Method 2: Use the OD command

Cat file | OD-x
If different file encoding is used, you can view the actual data stored in the file.

Method 3: Use the xxd command

Xxd file | less

Method 4: Use the hexdump command

Hexdump-C file | less

Test code

/** Prevent garbled characters (GBK) at the end of the string * gerryyang * 2012-07-14 */# include <stdio. h> # include <string. h ># include <string> Using STD: string;/** function: Calculate the length of a GBK Chinese string to prevent garbled characters at the end of the string * @ para s: header pointer containing GBK encoded strings * @ para ileft: the buffer size that can be used outside the function * @ para RET: function returns the length of string s to be intercepted */INT gbksubstring (const char * s, int ileft) {int Len = 0, I = 0; if (S = NULL | * s = 0 | ileft <= 0) Return (0); While (* s) {If (* S & 0x80) = 0) {I + +; S ++; Len ++;} else {If (* (S + 1) = 0) break; I + = 2; S + = 2; len + = 2;} if (I = ileft) break; else if (I> ileft) {len-= 2; break ;}} return (LEN );} int main (INT argc, char ** argv) {char szbuf [10] = {0}; string STR = "123abc hello "; /** [1] Chinese truncation not processed */snprintf (szbuf, sizeof (szbuf), "% s", str. c_str (); printf ("szbuf: % s \ n", szbuf);/** [2] handling possible truncation of Chinese characters */memset (szbuf, 0x0, sizeof (szbuf); In T ibufleftlen = sizeof (szbuf)-1; // calculate the valid length as igbkvalidlenint igbkvalidlen = gbksubstring (Str. c_str (), ibufleftlen); puts (""); printf ("the length of STR is reasonably intercepted: % d \ n", igbkvalidlen); snprintf (szbuf, igbkvalidlen + 1, "% s", str. c_str (); printf ("szbuf: % s \ n", szbuf); Return 0;}/* g ++-wall-g-o Test code_test.coutput: szbuf: 123abc you?
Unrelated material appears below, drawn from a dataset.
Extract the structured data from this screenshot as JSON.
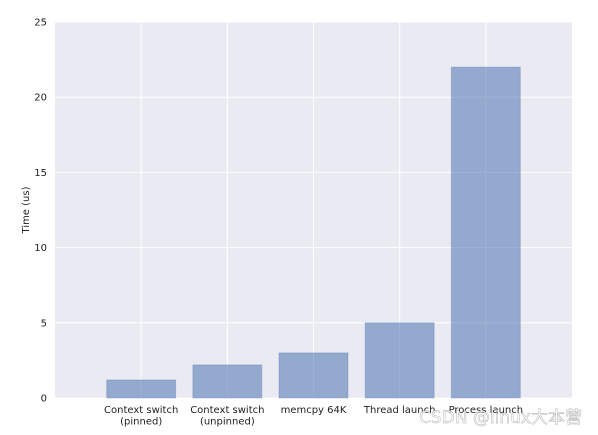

The reasonable length of STR is: 8 szbuf: 123abc you */

For more information, see:

[1]
Chinese characters of files in Linux are garbled
[2] Vim encoding and font
[3] Vim character encoding settings

[4] I will talk about unicode encoding and briefly explain the terminologies such as UCOS, UTF, BMP, and BOM.
Http://blog.csdn.net/fmddlmyy/article/details/372148
[5] talking about text encoding and Unicode (I)
Http://blog.csdn.net/fmddlmyy/article/details/1510189
[6] talking about text encoding and Unicode (II)
Http://blog.csdn.net/fmddlmyy/article/details/1510193
[7] differences between Character Set GBK and utf8
Http://space.itpub.net/55022/viewspace-713901
[8] common character encoding and encoding header BOM
Http://xouou.iteye.com/blog/1337417

Contact Us

The content source of this page is from Internet, which doesn't represent Alibaba Cloud's opinion; products and services mentioned on that page don't have any relationship with Alibaba Cloud. If the content of the page makes you feel confusing, please write us an email, we will handle the problem within 5 days after receiving your email.

If you find any instances of plagiarism from the community, please send an email to: info-contact@alibabacloud.com and provide relevant evidence. A staff member will contact you within 5 working days.

A Free Trial That Lets You Build Big!

Start building with 50+ products and up to 12 months usage for Elastic Compute Service

  • Sales Support

    1 on 1 presale consultation

  • After-Sales Support

    24/7 Technical Support 6 Free Tickets per Quarter Faster Response

  • Alibaba Cloud offers highly flexible support services tailored to meet your exact needs.